The campaign, which has tapped Dan Klores Communications, hopes it can help win congressional support for the renewal of the current ban on assault weapons and foment opposition to proposed legislation that would provide blanket legal immunity to gun manufacturers, dealers, and distributors. That immunity would be from lawsuits that attempt to hold the industry liable for crimes committed with illegal firearms. The group has taken the name of its website, StoptheNRA.com.
The campaign's first tactic has been to publicize an extensive list of people, organizations, and companies from a wide cross-section of groups on the NRA's website that are identified as having "anti-gun" views or supporting "anti-gun" causes. The group has taken to calling collection of names an "enemies list," a term was once used for an infamous list compiled by President Richard Nixon.

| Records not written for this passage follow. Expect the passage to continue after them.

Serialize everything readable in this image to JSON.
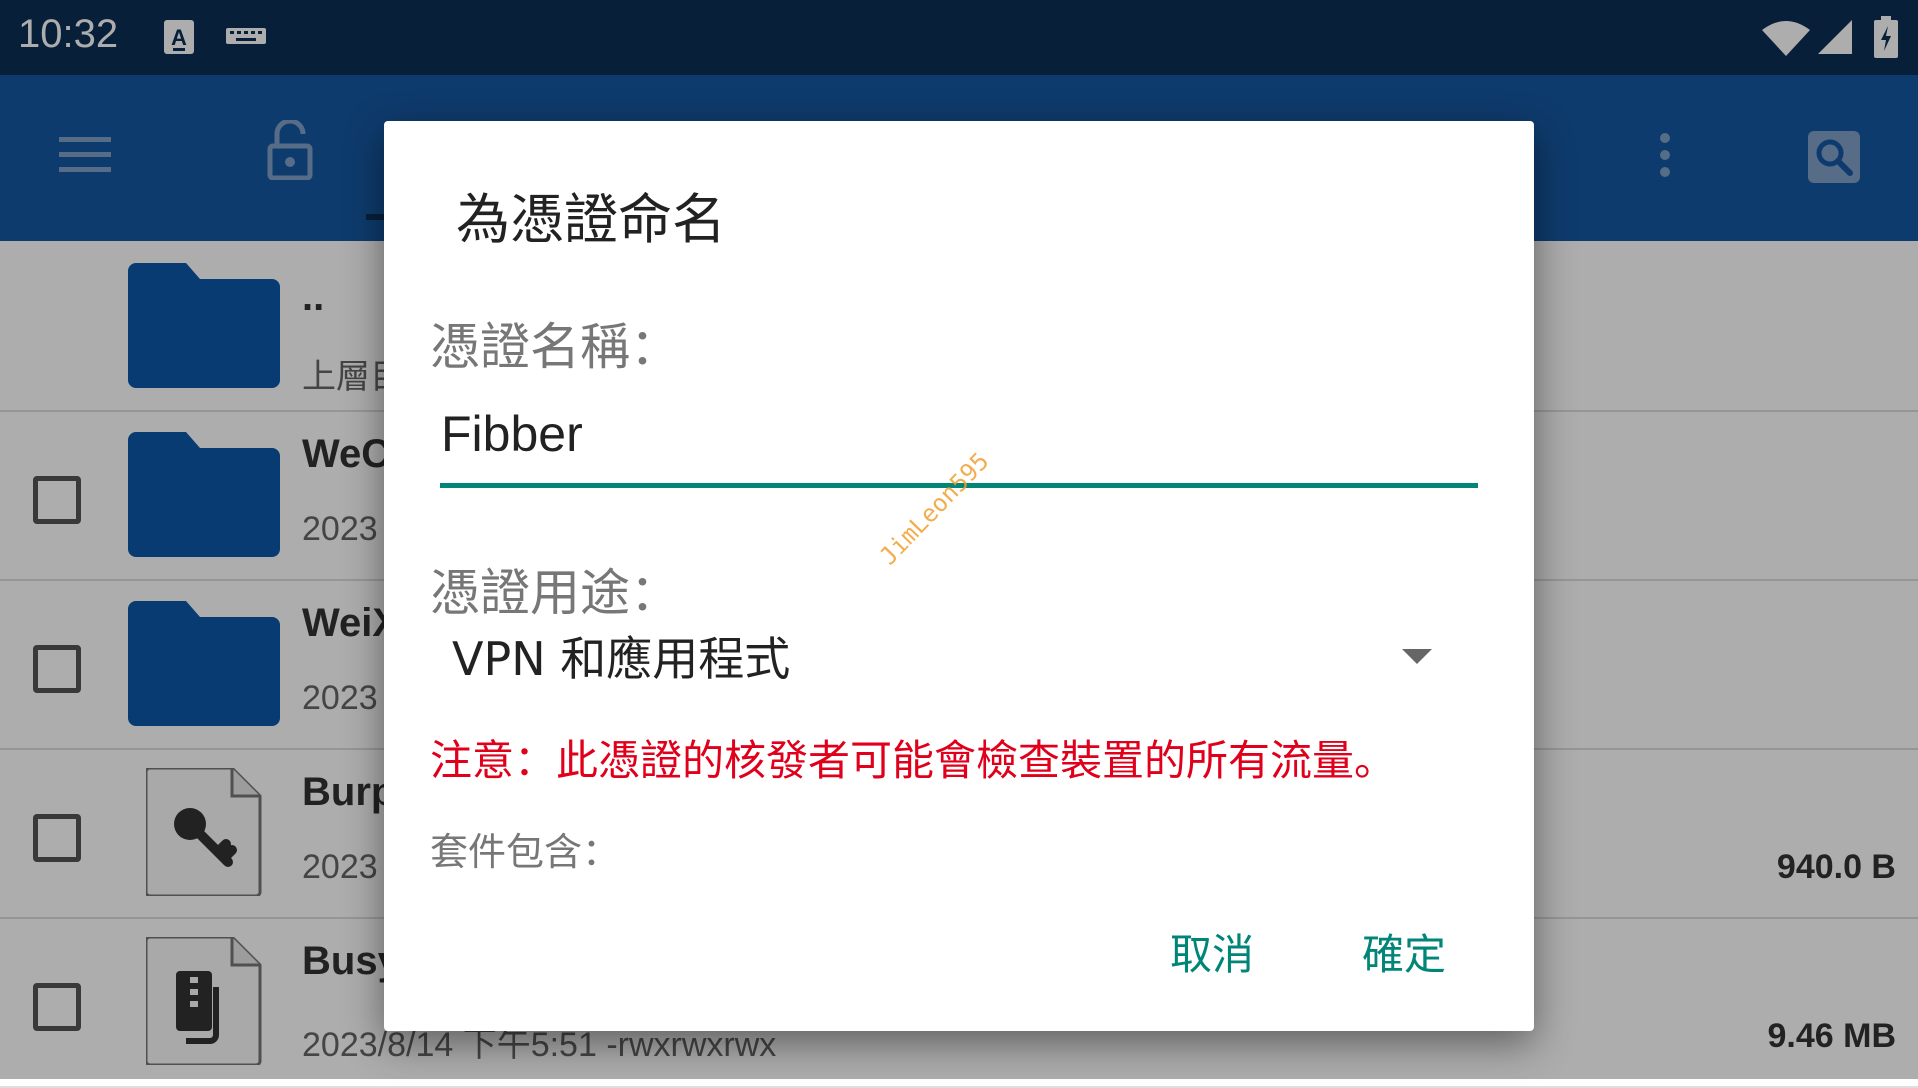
{
  "status_bar": {
    "time": "10:32",
    "icons": [
      "text-input-icon",
      "keyboard-icon",
      "wifi-icon",
      "cell-signal-icon",
      "battery-charging-icon"
    ]
  },
  "toolbar": {
    "icons": [
      "menu-icon",
      "unlock-icon",
      "more-vert-icon",
      "search-icon"
    ]
  },
  "file_list": {
    "rows": [
      {
        "name": "..",
        "meta": "上層目",
        "icon": "folder-icon"
      },
      {
        "name": "WeC",
        "meta": "2023",
        "icon": "folder-icon"
      },
      {
        "name": "WeiX",
        "meta": "2023",
        "icon": "folder-icon"
      },
      {
        "name": "Burp",
        "meta": "2023",
        "size": "940.0 B",
        "icon": "certificate-key-icon"
      },
      {
        "name": "Busy",
        "meta": "2023/8/14 下午5:51    -rwxrwxrwx",
        "size": "9.46 MB",
        "icon": "zip-archive-icon"
      }
    ]
  },
  "dialog": {
    "title": "為憑證命名",
    "name_label": "憑證名稱：",
    "name_value": "Fibber",
    "usage_label": "憑證用途：",
    "usage_value": "VPN 和應用程式",
    "warning": "注意：此憑證的核發者可能會檢查裝置的所有流量。",
    "package_label": "套件包含：",
    "cancel": "取消",
    "ok": "確定",
    "watermark": "JimLeon595"
  },
  "colors": {
    "status_bar": "#0c2f56",
    "toolbar": "#1557a1",
    "accent": "#008577",
    "warning": "#e0001b",
    "folder": "#0d57a8"
  }
}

"It's an enemies list that's been on the NRA's website for some time," said Peter Hamm, communications director for the Brady Campaign. "We thought long and hard about how to bring this who's who to America's attention. Some of the names are so counterintuitive, even for the NRA's paranoia."
Andrew Arulanandam, NRA director of public affairs, said that gun-control groups are struggling in the post-Clinton political landscape. "When facing these dire challenges, they have to resort to whatever tactic they can to maintain their political relevance," he said.
StoptheNRA.com launched a website last Monday, NRAblacklist.com, which easily links to the list, buried deep inside the NRA's website. It allows those interested in the cause to add their names to a petition and contribute funds toward an advertising campaign that is scheduled for launch later this week. As of last Thursday, the group said 10,000 people had signed the petition.
The site was launched on October 13 in coordination with a column by The New York Times' Bob Herbert, who is on the list along with the likes of writer Maya Angelou, pop star Britney Spears, the AFL-CIO, NFL team the Kansas City Chiefs, and scores of others.
On Tuesday of last week, MSNBC gossip columnist Jeannette Walls ran an item about the list's celebrity names, and on Wednesday the list was featured on a segment of NBC's 'Today' show.